Que signifie concrètement cette qualification mathématique ? Que l'Argentine peut gérer son dernier match. Repos pour les cadres fatigués. Expérimentation tactique. Développement des jeunes pousses. C'est un avantage considérable quand on sait que la Coupe du monde demande une gestion impeccable des corps et des énergies.

L'histoire qui revient hanter la CONMEBOL

La dernière fois qu'une équipe sud-américaine a dominé aussi tôt sa phase de groupe ? Il faut remonter aux années 1980 pour trouver des précédents dignes de ce nom. L'Argentine de Jorge Rafael Videla à la Coupe du monde 1978, le Brésil de 1970 — des monstres froids et impeccables.

Mais ce qui change en 2026, c'est le contexte. Cette Coupe du monde sera la première avec 48 équipes, réparties en douze groupes de quatre. La formule change tout. Les matchs de poule deviennent plus serrés, plus imprévisibles, avec davantage d'équipes viables au second tour. Dans ce contexte élargi, la qualification précoce de l'Argentine souligne un fossé de compétitivité.

Scaloni a hérité d'une dynamique rare en football international : une génération de 2022 qui n'a pas explosé après le titre, qui a continué à progresser ensemble. Messi parti, l'équipe n'a pas implosé. Au contraire.
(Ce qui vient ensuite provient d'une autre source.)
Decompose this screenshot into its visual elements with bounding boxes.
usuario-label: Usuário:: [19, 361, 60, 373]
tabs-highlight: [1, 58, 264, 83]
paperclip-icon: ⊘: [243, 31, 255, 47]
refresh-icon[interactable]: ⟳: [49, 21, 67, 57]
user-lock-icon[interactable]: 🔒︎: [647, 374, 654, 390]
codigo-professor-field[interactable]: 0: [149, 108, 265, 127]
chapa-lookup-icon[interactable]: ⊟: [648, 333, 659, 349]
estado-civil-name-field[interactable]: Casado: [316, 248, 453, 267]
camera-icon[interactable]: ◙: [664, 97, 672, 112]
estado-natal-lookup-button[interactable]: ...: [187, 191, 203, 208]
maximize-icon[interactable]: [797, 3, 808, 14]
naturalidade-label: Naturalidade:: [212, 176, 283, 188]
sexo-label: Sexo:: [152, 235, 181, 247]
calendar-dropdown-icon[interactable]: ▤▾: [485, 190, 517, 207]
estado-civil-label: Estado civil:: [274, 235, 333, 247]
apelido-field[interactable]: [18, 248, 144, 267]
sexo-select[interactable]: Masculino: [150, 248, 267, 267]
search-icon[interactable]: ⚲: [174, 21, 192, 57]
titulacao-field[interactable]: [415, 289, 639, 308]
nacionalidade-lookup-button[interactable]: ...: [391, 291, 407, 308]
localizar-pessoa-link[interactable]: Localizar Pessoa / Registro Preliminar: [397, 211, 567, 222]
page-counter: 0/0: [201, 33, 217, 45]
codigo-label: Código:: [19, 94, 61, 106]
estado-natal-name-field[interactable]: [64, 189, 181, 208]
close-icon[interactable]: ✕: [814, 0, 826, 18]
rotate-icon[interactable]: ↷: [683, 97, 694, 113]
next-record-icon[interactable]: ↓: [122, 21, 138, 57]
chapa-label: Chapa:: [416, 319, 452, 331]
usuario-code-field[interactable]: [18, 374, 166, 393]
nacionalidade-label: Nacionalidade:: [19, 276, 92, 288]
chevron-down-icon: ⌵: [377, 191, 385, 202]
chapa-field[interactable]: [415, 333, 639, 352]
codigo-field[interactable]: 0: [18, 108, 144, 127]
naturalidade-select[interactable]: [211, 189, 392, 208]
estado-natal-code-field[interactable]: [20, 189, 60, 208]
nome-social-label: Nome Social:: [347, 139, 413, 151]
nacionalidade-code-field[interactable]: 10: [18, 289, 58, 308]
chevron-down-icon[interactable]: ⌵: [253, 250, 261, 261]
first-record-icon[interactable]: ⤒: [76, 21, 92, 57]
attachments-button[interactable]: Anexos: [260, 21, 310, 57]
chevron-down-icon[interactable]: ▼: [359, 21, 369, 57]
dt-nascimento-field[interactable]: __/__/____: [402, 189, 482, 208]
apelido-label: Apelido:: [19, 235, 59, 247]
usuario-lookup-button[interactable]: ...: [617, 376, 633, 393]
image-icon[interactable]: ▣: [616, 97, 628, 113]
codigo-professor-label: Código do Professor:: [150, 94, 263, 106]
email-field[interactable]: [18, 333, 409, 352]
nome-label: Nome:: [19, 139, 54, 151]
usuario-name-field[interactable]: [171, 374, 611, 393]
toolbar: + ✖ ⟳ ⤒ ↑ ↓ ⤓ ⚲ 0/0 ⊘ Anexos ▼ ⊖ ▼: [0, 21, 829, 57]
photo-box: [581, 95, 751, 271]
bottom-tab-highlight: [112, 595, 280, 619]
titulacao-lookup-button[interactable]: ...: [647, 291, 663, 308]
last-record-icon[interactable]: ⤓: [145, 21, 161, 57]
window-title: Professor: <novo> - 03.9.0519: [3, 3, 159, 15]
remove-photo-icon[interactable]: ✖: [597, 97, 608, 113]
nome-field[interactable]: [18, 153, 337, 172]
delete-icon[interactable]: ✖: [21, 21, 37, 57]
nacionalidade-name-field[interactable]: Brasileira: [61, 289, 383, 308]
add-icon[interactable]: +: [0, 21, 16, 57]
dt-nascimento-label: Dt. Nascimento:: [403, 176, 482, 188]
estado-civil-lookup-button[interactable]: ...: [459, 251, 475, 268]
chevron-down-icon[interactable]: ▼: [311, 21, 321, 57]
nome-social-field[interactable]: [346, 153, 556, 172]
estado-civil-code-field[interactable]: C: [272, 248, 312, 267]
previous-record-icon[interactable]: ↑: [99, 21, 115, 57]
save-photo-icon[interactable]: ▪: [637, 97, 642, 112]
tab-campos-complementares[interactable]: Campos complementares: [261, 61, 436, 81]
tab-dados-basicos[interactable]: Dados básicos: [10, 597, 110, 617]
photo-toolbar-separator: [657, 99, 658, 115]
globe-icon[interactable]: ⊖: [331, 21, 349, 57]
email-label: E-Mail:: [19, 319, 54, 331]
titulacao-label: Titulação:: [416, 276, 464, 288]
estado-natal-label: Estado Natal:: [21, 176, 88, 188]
C'est presque inédit. Les récents vainqueurs de Coupes du monde voient généralement leur structure s'émietter rapidement. Pas l'Argentine.

Le vrai défi commence aux huitièmes

Terminer en tête de groupe, c'est bien. Mais à partir des 16es de finale, tout redevient égal. L'Albiceleste connaît son adversaire, elle peut préparer son plan de jeu, analyser les vidéos ad nauseam. Sauf que le tournoi à élimination directe n'attend personne. Un penalty à la 119e minute, une erreur défensive, un manque de concentration, et les plus beaux rêves s'écroulent.

Scaloni le sait. Lui qui a remporté la Copa América 2021 puis la Coupe du monde 2022 sait que la supériorité affichée en phase de groupe n'est qu'une promesse, jamais une certitude. L'avantage psychologique existe, bien sûr. Quand on commence les huitièmes sans stress, frais physiquement, avec une série positive dans le rétroviseur, c'est une bénédiction.

Mais l'histoire du football regorge d'exemples terrifiants : l'Allemagne en 2018, l'Espagne en 2014, le Brésil en 2006. Des titans terrassés par des équipes affamées. L'Argentine devra donc passer la seconde vitesse, augmenter l'intensité, accepter que les adversaires seront à présent des poids lourds eux aussi.

Reste que cette qualification précoce est un signal. Signal que l'équipe a retrouvé cette assurance post-Qatar, que Scaloni garde la main sur le groupe, que la formule fonctionne. L'Albiceleste ne tremblera pas en phase à élimination directe. Elle aura confiance, elle aura repos, elle aura faim. Trois ingrédients qui font les champions.